Son yazımızda varlık barışı uygulamasının yurt dışından varlık getirme bölümünü ele almış ve yurt içinde bulunan varlıkların şirkete konulması konusunu sonraki yazımda ele alacağımı belirtmiştim. Yurt içinde bulunan varlıkların şirkete konulması düzenlemesi bu yazımızda tüm detayları ile ele alınmıştır. Düzenlemeden yararlanmak için son tarih 30.06.2021 tarihidir. Ancak daha önceki bu kapsamdaki düzenlemeler genelde 6 ay daha uzatılmıştır. Bu kanunun da 6 ay daha uzatılabilmesi için Cumhurbaşkanına yetki verilmiştir. Cumhurbaşkanı isterse bu kanun düzenlemesinden yararlanmak için son tarih olan 30.06.2020 tarihini 31.12.2021 tarihine kadar uzatabilecektir.
 

Soru 1: Türkiye’de bulunan varlıkların bildirimi düzenlemesinden kimler yararlanabilecek ve hangi varlıklar hangi süreye kadar bildirilebilecektir?
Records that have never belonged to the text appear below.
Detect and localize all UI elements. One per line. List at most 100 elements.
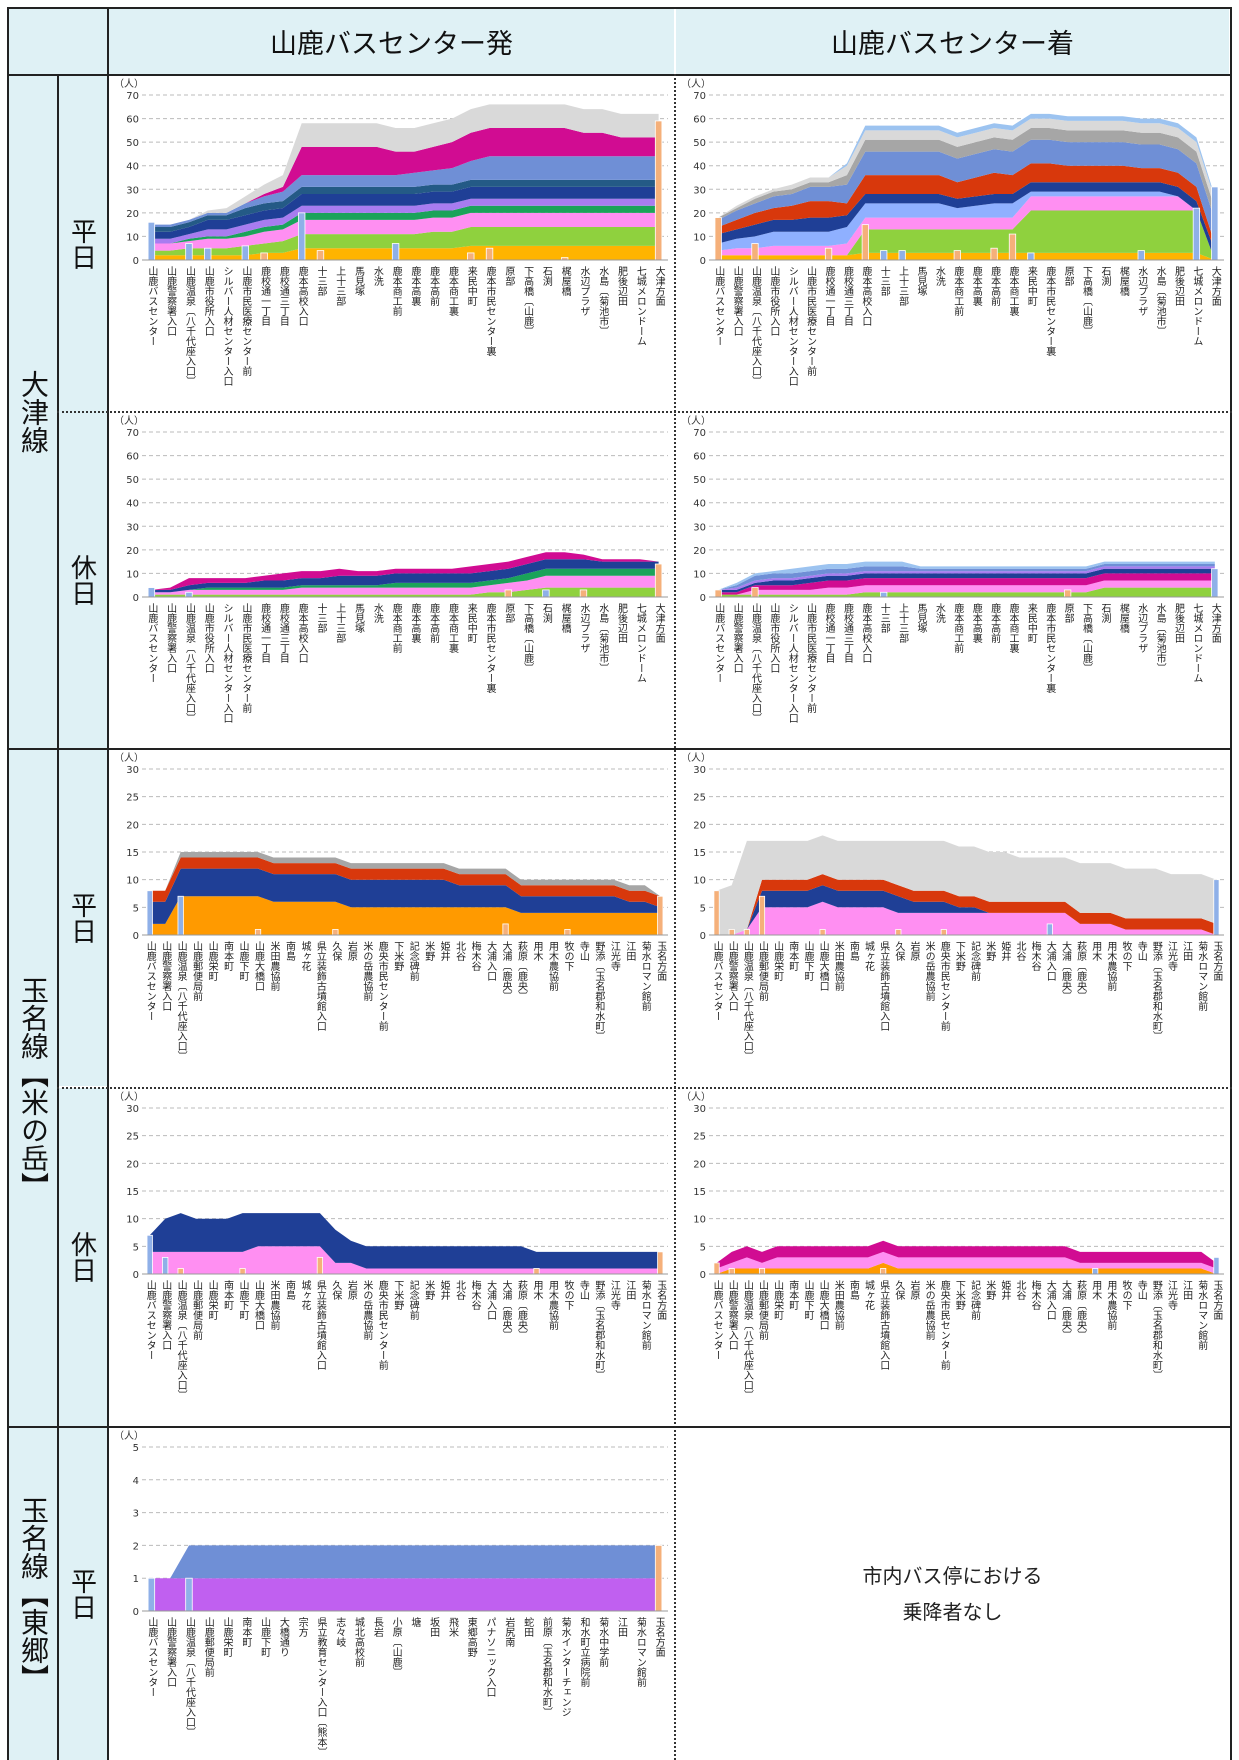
stop-bar (1211, 186, 1219, 261)
x-tick-label: 鹿本商工前 (952, 265, 964, 317)
x-tick-label: 山鹿下町 (237, 941, 249, 981)
x-tick-label: 下高橋〔山鹿〕 (1081, 266, 1093, 336)
grid-yonedake-bottom (7, 1426, 1232, 1428)
x-tick-label: 山鹿警察署入口 (160, 1280, 172, 1350)
stop-bar (1064, 589, 1072, 598)
x-tick-label: 水島〔菊池市〕 (1154, 603, 1166, 673)
y-unit-label: （人） (681, 415, 711, 427)
x-tick-label: 水洗 (933, 603, 945, 624)
stop-bar (1213, 1256, 1220, 1275)
x-tick-label: 鹿本商工前 (390, 602, 402, 654)
stop-bar (654, 120, 663, 261)
x-tick-label: 水島〔菊池市〕 (597, 266, 609, 336)
x-tick-label: 下高橋〔山鹿〕 (1081, 603, 1093, 673)
stop-bar (146, 890, 153, 936)
x-tick-label: 牧の下 (562, 1279, 574, 1311)
y-tick-label: 2 (133, 1541, 139, 1552)
x-tick-label: 山鹿栄町 (206, 1280, 218, 1320)
x-tick-label: シルバー人材センター入口 (786, 603, 798, 723)
chart-svg: （人） 0 5 10 15 20 25 30 山鹿バスセンター 山鹿警察署入口 山鹿温泉〔八千代座入… (114, 1091, 668, 1400)
chart-svg: （人） 0 5 10 15 20 25 30 山鹿バスセンター 山鹿警察署入口 山鹿温泉〔八千代座入… (681, 752, 1224, 1061)
x-tick-label: 萩原〔鹿央〕 (516, 941, 528, 1001)
x-tick-label: 十三部 (315, 602, 327, 634)
stop-bar (940, 929, 947, 936)
x-tick-label: 菊水ロマン館前 (1196, 941, 1208, 1012)
y-tick-label: 20 (693, 820, 706, 831)
x-tick-label: 久保 (330, 1280, 342, 1301)
no-data-message: 市内バス停における 乗降者なし (677, 1429, 1228, 1759)
x-tick-label: 十三部 (878, 602, 890, 634)
x-tick-label: 山鹿大橋口 (253, 941, 265, 991)
x-tick-label: 萩原〔鹿央〕 (1075, 941, 1087, 1001)
x-tick-label: 山鹿バスセンター (146, 266, 158, 346)
stop-bar (751, 243, 759, 261)
x-tick-label: 牧の下 (1120, 940, 1132, 972)
stop-bar (1027, 252, 1035, 261)
area-series-9 (151, 104, 659, 225)
area-series-2 (718, 573, 1215, 595)
x-tick-label: 鹿本市民センター裏 (1044, 265, 1056, 357)
x-tick-label: 下米野 (953, 941, 965, 971)
x-tick-label: 江光寺 (608, 1280, 620, 1310)
y-tick-label: 5 (700, 1242, 706, 1253)
x-tick-label: 肥後辺田 (616, 603, 628, 643)
chart-svg: （人） 0 10 20 30 40 50 60 70 山鹿バスセンター 山鹿警察署入口 山鹿温泉〔八千… (114, 415, 668, 723)
x-tick-label: 山鹿バスセンター (146, 1617, 158, 1697)
x-tick-label: 用木 (531, 1280, 543, 1301)
x-tick-label: 用木 (1090, 941, 1102, 962)
x-tick-label: 山鹿温泉〔八千代座入口〕 (183, 1617, 195, 1737)
y-tick-label: 70 (126, 91, 139, 102)
y-tick-label: 10 (126, 1215, 139, 1226)
area-series-1 (149, 1213, 661, 1269)
y-tick-label: 20 (693, 1159, 706, 1170)
stop-bar (880, 250, 888, 261)
x-tick-label: 記念碑前 (407, 1279, 419, 1321)
y-tick-label: 30 (693, 185, 706, 196)
stop-bar (657, 895, 664, 936)
x-tick-label: 上十三部 (334, 266, 346, 307)
grid-yonedake-split (57, 1087, 1232, 1089)
x-tick-label: 鹿央市民センター前 (376, 1279, 388, 1371)
x-tick-label: 宗方 (296, 1616, 308, 1638)
y-tick-label: 15 (126, 848, 139, 859)
x-tick-label: 鹿本市民センター裏 (1044, 602, 1056, 694)
area-series-0 (151, 245, 659, 260)
y-tick-label: 5 (133, 1242, 139, 1253)
x-tick-label: 山鹿警察署入口 (165, 1617, 177, 1687)
stop-bar (146, 1234, 153, 1275)
x-tick-label: 水辺プラザ (578, 266, 590, 316)
chart-svg: （人） 0 5 10 15 20 25 30 山鹿バスセンター 山鹿警察署入口 山鹿温泉〔八千代座入… (114, 752, 668, 1061)
header-departure: 山鹿バスセンター発 (109, 9, 674, 74)
y-tick-label: 4 (133, 1476, 139, 1487)
y-tick-label: 0 (133, 593, 139, 604)
y-tick-label: 0 (133, 1270, 139, 1281)
area-series-3 (718, 568, 1215, 593)
x-tick-label: 七城メロンドーム (1191, 603, 1203, 683)
x-tick-label: 梅木谷 (469, 940, 481, 972)
x-tick-label: 志々岐 (334, 1616, 346, 1648)
stop-bar (391, 243, 400, 261)
x-tick-label: 城ヶ花 (863, 1280, 875, 1310)
grid-left (7, 7, 9, 1760)
y-tick-label: 0 (133, 931, 139, 942)
x-tick-label: 大浦〔鹿央〕 (1059, 940, 1071, 1001)
x-tick-label: 梅木谷 (1029, 940, 1041, 972)
y-tick-label: 10 (693, 232, 706, 243)
x-tick-label: 馬見塚 (915, 266, 927, 297)
x-tick-label: 鹿本高裏 (409, 602, 421, 644)
area-series-4 (718, 566, 1215, 590)
x-tick-label: 山鹿栄町 (221, 1617, 233, 1657)
x-tick-label: 鹿校通三丁目 (841, 265, 853, 326)
x-tick-label: 山鹿郵便局前 (191, 941, 203, 1002)
line-label-togo: 玉名線【東郷】 (9, 1428, 57, 1760)
x-tick-label: 久保 (893, 941, 905, 962)
y-tick-label: 1 (133, 1574, 139, 1585)
stop-bar (1211, 568, 1219, 598)
stop-bar (743, 929, 750, 936)
x-tick-label: 山鹿下町 (802, 1280, 814, 1320)
area-series-6 (718, 561, 1215, 590)
y-tick-label: 60 (693, 115, 706, 126)
stop-bar (147, 221, 156, 261)
area-series-1 (716, 885, 1217, 935)
row-label-otsu-holiday: 休日 (57, 412, 107, 748)
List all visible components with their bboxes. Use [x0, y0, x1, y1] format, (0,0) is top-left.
Türkiye’de bulunan Gelir veya kurumlar vergisi mükelleflerince sahip olunan, ancak kanuni defter kayıtlarında yer almayan varlıklar bildirime konu edilebilecektir.

Bildirime konu edilecek varlıklar; para, altın, döviz, menkul kıymet ve diğer sermaye piyasası araçları ile taşınmazlardır.

Düzenleme kapsamında yapılacak bildirimler, 30/6/2021 tarihine (bu tarih dâhil) kadar tebliğ ekinde yer alan bildirim ile gelir veya kurumlar vergisi yönünden bağlı olunan vergi dairelerine elektronik ortamda yapılabilecektir.
 

Soru 2: Bildirilecek varlıkların ispatı nasıl yapılacaktır?

Taşınmazlar dışındaki bildirime konu varlıkların, gelir veya kurumlar vergisi mükelleflerince banka veya aracı kurumlardaki hesaplara yatırılması gerekmektedir. Dolayısı ile, bildirime konu kıymetlerin banka veya aracı kurumlara yatırılarak varlıklarının ispatlanması ve banka ve aracı kurumlarca düzenlenmesi zorunlu belgelerle tevsiki şarttır.
 

Soru 3: Düzenleme kapsamında bildirilecek gayrimenkullerin ayni sermaye olarak konulması mümkün müdür?

Bu düzenleme kapsamında bildirilen taşınmazların ayni sermaye olarak konulmak suretiyle işletme kayıtlarına alınması mümkün olup, bu durumda, sermaye artırım kararının bildirim tarihi itibarıyla alınmış olması ve söz konusu kararın bildirim tarihini izleyen onuncu ayın sonuna kadar ticaret siciline tescil edilmesi kaydıyla, bu düzenleme hükümlerinden faydalanılabilir.
 

Soru 4: Taşınmazların ayni sermaye olarak konulmasının avantajı nedir?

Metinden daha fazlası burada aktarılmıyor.